La famille Huet retrouva dix-huit chats amenés par les élèves et les enfants du village, qui avaient chacun une mère différente, mais tous le même père : Amchiche.

Note des journalistes 

Cette aventure montre des propos racistes du maire et de ses complices, honteux !

Siloë, Yasmine, Jade, Salomé ​

Semaine de la presse. Essais journalistiques autour du Chat de Tigali (1)

Comment faire face au racisme ? C’est la question que s’est posée Didier Daeninckx, l’auteur du Chat de Tigali, et nous, élèves de Madame Raimbaud, avons imaginé que nous étions des journalistes qui avions découvert la triste histoire du chat Amchiche.

Alors en cette semaine de la Presse, lisez nos articles, découvrez ce qui s’est passé quand Amchiche et sa famille sont arrivés en France et n’oubliez pas que c’est nous, les enfants qui pouvons construire un monde meilleur.
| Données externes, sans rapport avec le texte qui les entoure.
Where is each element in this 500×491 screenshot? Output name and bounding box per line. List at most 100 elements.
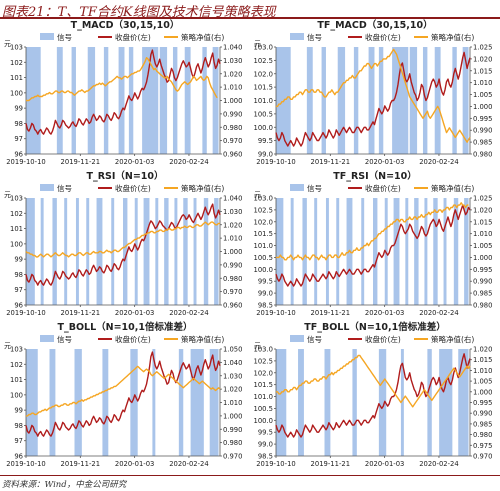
figure-title: 图表21：T、TF合约K线图及技术信号策略表现	[2, 5, 276, 20]
right-tick-label: 1.010	[223, 235, 242, 243]
signal-band	[123, 198, 128, 305]
signal-band	[405, 198, 409, 305]
signal-band	[392, 47, 409, 154]
signal-band	[314, 198, 318, 305]
left-axis-unit: 元	[254, 40, 261, 48]
signal-band	[26, 198, 35, 305]
right-tick-label: 0.995	[473, 266, 492, 274]
signal-band	[337, 47, 346, 154]
legend-signal-swatch	[40, 33, 54, 40]
left-tick-label: 98.5	[258, 302, 273, 310]
left-tick-label: 102.0	[254, 218, 273, 226]
signal-band	[164, 198, 169, 305]
x-tick-label: 2019-10-10	[256, 158, 296, 166]
right-tick-label: 1.000	[473, 388, 492, 396]
signal-band	[462, 47, 469, 154]
right-tick-label: 1.015	[473, 218, 492, 226]
signal-band	[393, 198, 400, 305]
signal-band	[378, 47, 384, 154]
signal-band	[40, 198, 44, 305]
left-tick-label: 102	[10, 361, 23, 369]
signal-band	[306, 47, 313, 154]
left-axis-unit: 元	[4, 40, 11, 48]
price-series-line	[275, 204, 471, 287]
left-tick-label: 100.0	[254, 124, 273, 132]
left-tick-label: 101.5	[254, 84, 273, 92]
left-tick-label: 102.0	[254, 369, 273, 377]
chart-title: T_BOLL（N=10,1倍标准差）	[57, 321, 192, 333]
signal-band	[368, 47, 375, 154]
legend-price-label: 收盘价(左)	[115, 183, 151, 193]
signal-band	[353, 47, 359, 154]
right-tick-label: 1.030	[223, 57, 242, 65]
signal-band	[118, 47, 125, 154]
x-tick-label: 2019-10-10	[6, 309, 46, 317]
left-tick-label: 98	[14, 422, 23, 430]
right-tick-label: 1.010	[473, 79, 492, 87]
legend-price-label: 收盘价(左)	[365, 183, 401, 193]
x-tick-label: 2019-11-21	[61, 460, 101, 468]
left-tick-label: 103	[10, 346, 23, 354]
x-tick-label: 2020-02-24	[169, 460, 209, 468]
left-tick-label: 98	[14, 120, 23, 128]
signal-band	[453, 198, 459, 305]
signal-band	[152, 349, 156, 456]
left-tick-label: 99.0	[258, 151, 273, 159]
signal-band	[86, 198, 90, 305]
chart-title: T_RSI（N=10）	[86, 170, 163, 182]
left-tick-label: 101	[10, 225, 23, 233]
left-tick-label: 100.5	[254, 254, 273, 262]
left-tick-label: 101	[10, 376, 23, 384]
right-tick-label: 0.970	[223, 137, 242, 145]
x-tick-label: 2020-02-24	[169, 158, 209, 166]
x-tick-label: 2019-11-21	[311, 309, 351, 317]
x-tick-label: 2019-10-10	[256, 309, 296, 317]
chart-panel: T_RSI（N=10） 信号 收盘价(左) 策略净值(右) 元 96 97 98 99 100 10…	[4, 170, 242, 317]
chart-legend: 信号 收盘价(左) 策略净值(右)	[40, 334, 224, 344]
legend-strategy-label: 策略净值(右)	[181, 183, 224, 193]
right-tick-label: 1.010	[223, 84, 242, 92]
signal-band	[142, 47, 159, 154]
left-tick-label: 100	[10, 391, 23, 399]
x-tick-label: 2020-02-24	[419, 460, 459, 468]
legend-signal-swatch	[40, 335, 54, 342]
left-tick-label: 102	[10, 59, 23, 67]
signal-band	[336, 198, 340, 305]
legend-price-label: 收盘价(左)	[365, 32, 401, 42]
chart-legend: 信号 收盘价(左) 策略净值(右)	[40, 32, 224, 42]
strategy-series-line	[276, 48, 471, 143]
right-tick-label: 0.980	[473, 302, 492, 310]
left-tick-label: 101.0	[254, 97, 273, 105]
right-tick-label: 0.975	[473, 442, 492, 450]
right-tick-label: 1.015	[473, 67, 492, 75]
right-tick-label: 0.990	[223, 110, 242, 118]
x-tick-label: 2019-10-10	[6, 460, 46, 468]
right-tick-label: 1.020	[473, 55, 492, 63]
chart-panel: T_MACD（30,15,10）信号 收盘价(左) 策略净值(右) 元 96 97 98 99…	[4, 19, 242, 166]
right-tick-label: 0.995	[473, 115, 492, 123]
right-tick-label: 1.040	[223, 44, 242, 52]
x-tick-label: 2020-01-03	[115, 309, 155, 317]
signal-band	[298, 349, 304, 456]
right-tick-label: 1.000	[473, 103, 492, 111]
signal-band	[172, 47, 178, 154]
signal-band	[102, 349, 109, 456]
right-tick-label: 1.030	[223, 208, 242, 216]
x-tick-label: 2019-11-21	[61, 309, 101, 317]
right-tick-label: 1.050	[223, 346, 242, 354]
price-series-line	[25, 203, 221, 286]
signal-band	[26, 349, 38, 456]
left-tick-label: 99.5	[258, 137, 273, 145]
chart-title: TF_MACD（30,15,10）	[317, 19, 432, 31]
signal-band	[209, 349, 219, 456]
left-tick-label: 101.0	[254, 242, 273, 250]
x-tick-label: 2020-02-24	[169, 309, 209, 317]
right-tick-label: 1.020	[223, 70, 242, 78]
left-tick-label: 100.0	[254, 417, 273, 425]
legend-signal-swatch	[40, 184, 54, 191]
price-series-line	[25, 49, 221, 135]
left-tick-label: 99.0	[258, 290, 273, 298]
legend-signal-swatch	[290, 33, 304, 40]
left-tick-label: 103.0	[254, 195, 273, 203]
Et lisez Le Chat de Tigali

Amchiche, un chat venu de Tigali, a été empoisonné avec de la mort-aux-rats dissimulée dans des boulettes de viande. Son corps à été retrouvé dans les rues de Saint-Martin, près des poubelles communales. Qui est l’auteur de ce crime ? Pourquoi en voulait-on à ce chat ?

Dessin réalisé par Mohamed

Un corbeau et des lettres anonymes

Un instituteur et sa famille, revenus d’Algérie, se sont installés à Saint-Martin. Ils ont emmené avec eux leur chat, Amchiche, né à Tigali. Il est différent des chats de Saint-Martin, plus grand, plus élancé et avec un pelage coloré. Comme il le faisait à Tigali, Amchiche avait pris l’habitude de trainer dans les rues et en profitait pour séduire les femelles. Un vrai coureur de jupon !

Le jour de l’ouverture de la chasse, Amchiche a été blessé par un tir de fusil. Il avait une oreille déchiquetée et un oeil en moins. Ce n’était pas un accident… Quelques semaines plus tard, les propriétaires du chat ont reçu deux lettres anonymes contenant des menaces : « […] La prochaine fois sera la bonne. » « Dernier avertissement […] Fais-le couper ou on s’en chargera. Définitivement. » Malheureusement ce n’était pas une plaisanterie.

Un acte raciste

C’est parce qu’il n’était pas comme les autres, parce qu’il était « arabe », qu’Amchiche a été assassiné.

Des habitants de Saint-Martin ne supportaient pas qu’il s’accouple avec « leurs » femelles et ont voulu s’en débarrasser. C’est le maire lui-même qui a fini par l’empoisonner. 

Mais Amchiche avait eu le temps de faire des petits

Le jour de Noël, des enfants du village sont venus offrir cinq chatons à la fille de l’instituteur. Il suffisait de les regarder pour comprendre qu’Amchiche était leur père. Il y en avait dix-huit autres répartis dans le village. Heureusement que les enfants ne sont pas racistes comme leurs parents.